Городок вокруг замка увяз в тишине. Над островерхими крышами плыл горьковатый дымок. Собаки молчали. Послышался скрип снега под быстрыми шагами. Вряд ли мастеровой на прогулку среди ночи выбрался.
Из густой чернильной тени вынырнул невысокий гибкий силуэт. На плечах – плащ. За спиной два меча. Пороша на черных волосах.
– Быстро. Не ожидал.
Голос Сотника. То есть Глана. Сколько лет прошло после наблюдаемых мной событий. Десять, пятнадцать лет? Может, и больше. А голос его не изменился.
– Не замерз?
А это уже Эван.
Его я слышал всего один раз в жизни, не считая нынешнего сна, но запомнил навсегда.
– Не успел.
Спутник, вернее спутница Эвана молчала. Под наброшенным на голову необычным убором – шапка не шапка, платок не платок, а больше всего похоже на оторванный от плаща капюшон с длинным завязками, пришитыми к нижним углам, – сверкнули черные глаза, которые ни один мужчина, однажды увидев, не забудет, – Бейона.
Глан молча отвязал рыжего с проточиной коня, взял под уздцы.
Эван смахнул рукавом полушубка снег с седла. Подставил сложенные пригоршней ладони девушке. Она оперлась коленом о его руки, оттолкнулась и оказалась на спине лошади. Разобрала поводья, поймала носками стремена. Испытующе оглядела братьев:
– Ну, не передумали?
Глан только хмыкнул и не проронил ни словечка.
Эван прищурился:
– Я – нет. Разве что наш хлюпик… А, Гланчик?

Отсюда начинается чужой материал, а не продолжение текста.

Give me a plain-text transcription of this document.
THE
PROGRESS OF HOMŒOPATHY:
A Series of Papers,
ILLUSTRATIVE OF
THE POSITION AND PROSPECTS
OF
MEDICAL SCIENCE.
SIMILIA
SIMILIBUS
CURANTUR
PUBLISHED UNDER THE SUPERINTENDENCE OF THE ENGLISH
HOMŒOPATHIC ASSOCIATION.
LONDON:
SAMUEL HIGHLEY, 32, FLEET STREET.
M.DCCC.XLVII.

– Гляди, сам не передумай, – Глан, не коснувшись стремени сапогом, взлетел в седло.
– Ты, никак, пугать меня вздумал? – Эван не потянулся к оружию, но как-то скособочился, всей повадкой показывая готовность к немедленной атаке.
Младший брат смерил его оценивающим взглядом. Открыл было рот, но смолчал.
– Эй, задиры, – одернула их Бейона, – вы хотите заставить меня пожалеть, что отправилась в путь с вами? Думаете, без двух упрямых баранов, я не смогу повидать мир?
Братья сразу сникли. Глан опустил взор к лошадиной гриве. Эван примирительно помахал открытыми ладонями и вскочил на коня.
– То-то же, – усмехнулась Бейона. – А то раззадорились… Слушать противно.
– Да ладно, – Эван поправил вьюк, улыбнулся, как мне показалось, заискивающе. – Не сердись. Поехали?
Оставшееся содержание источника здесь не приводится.